Hiç ölmeyecekmiş gibi yaşarken… Ölüm de nereden çıktı, diyor musunuz? İnşallah böyle düşünmüyorsunuzdur. Çünkü ölüm diye bir hakikat vardır ve hepimiz bir gün bize verilen sayılı nefesleri tüketerek şu fani âlemden ebediyet âlemine göç edeceğiz.
Aslında bugünlerde ölümün bize ne kadar yakın olduğunu idrak etmemiz lazım… Çünkü her gün çevremizde birinin ölüm haberini almaktayız. Ölüm gerçeğiyle daha sık yüzleştiğimiz bugünlerde kendi nefsimize dönüp, “bu gidiş nereye?” diye bir soru sorabildiysek ne mutlu! Hesaba çekilmeden evvel kendimizi hesaba çekebiliyorsak, işte bu süreçte yapılması beklenen en güzel hareket budur.
Ölüm, saati belli olmayan tek seferdir. Ne zaman öleceğimizi bilmiyoruz. Bu bizi gaflet içerisinde bir hayat yaşamaya sevk etmemeli! Bu yüzden ölüm tefekkürü (ölümü düşünmek) önem arz ediyor.
İmâm Gazâlî Hazretleri’nin ölüm hususunda oğluna yaptığı şu ibretli ikaz, bizim için de geçerlidir:
“Ey Oğul! Farz et ki bugün öldün! Hayatında geçirdiğin gaflet anlarına ne kadar üzüleceksin. Âh, keşke, diyeceksin. Lâkin heyhât!”
İmam Gazâlî Hazretleri, her mü’minin güne başlarken kendisine şu hatırlatmalarda bulunmasını tavsiye etmektedir:
“Benim sermayem ömrümdür. Ömrüm gidince sermayem de gider ve artık kazanma imkânım kalmaz. Bu başlayan gün, yeni bir gündür. Allah Teâlâ bugün de bana müsaade ederek ikramda bulundu. Eğer canımı almış olsaydı, elbette bir günlüğüne de olsa dünyaya geri gönderilip çokça sâlih ameller işlemeyi temenni edecektim.
Şimdi farz et ki öldün ve bir günlüğüne dünyaya dönmene izin verildi. O hâlde bugün günahlara kat’iyyen yaklaşma! Sakın ola ki bugünün bir ânını bile boşa geçirme. Zira her nefes, paha biçilemeyen bir nimettir.”

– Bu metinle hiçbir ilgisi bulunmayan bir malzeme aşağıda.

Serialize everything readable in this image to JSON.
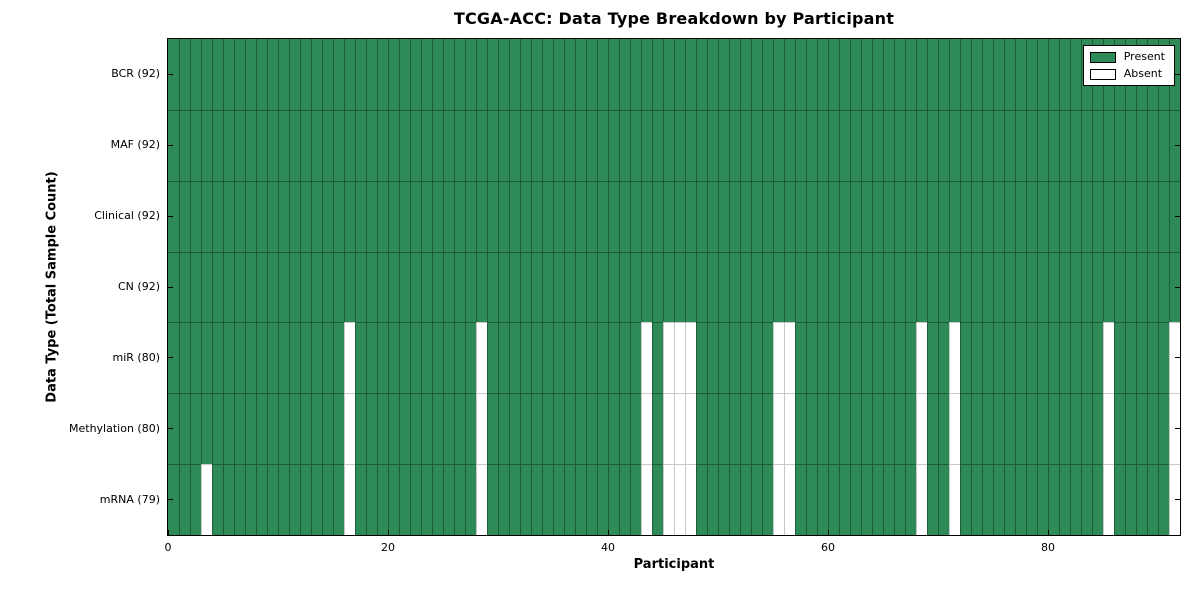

İmam Gazâlî Hazretleri bize şunu demektedir: Farz et ki bugün öldün! Yalvardın, yakardın. Sana “bir gün” daha verildi. İşte bugünü öyle bil ve öyle yaşa…

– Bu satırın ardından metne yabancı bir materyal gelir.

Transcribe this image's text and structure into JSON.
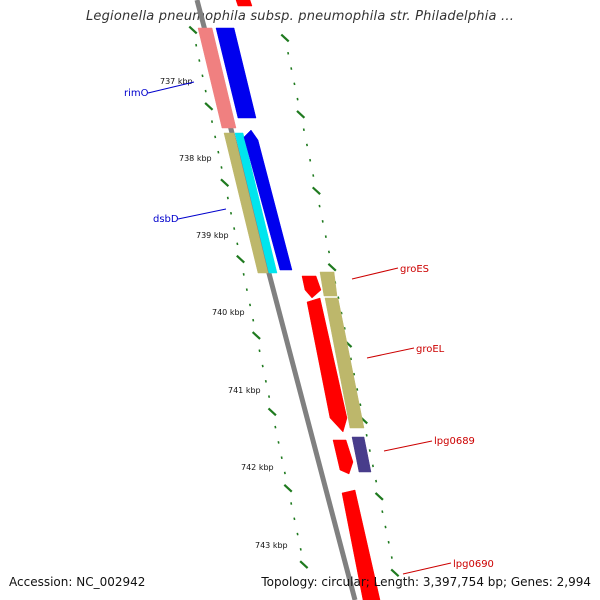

Hiç düşündünüz mü? Bugününüz son gününüz olsa... Son gününüzü nasıl geçirirdiniz? Neler yapmak isterdiniz? Nelere pişmanlık duyardınız?
Evet ölüm gerçeğini unutmadan, rızâ-yı İlâhî doğrultusunda bir hayat yaşamaya gayret etmeliyiz. İstikamet üzere bir hayat yaşarsak, ölümden korkmayız. Ahirete hazırlık yapmadığımız için ölümden korkuyoruz. Ölüm aslında Mevlânâ Hazretlerinin deyimiyle, sevenin sevdiğine kavuştuğu bir vuslat günüdür.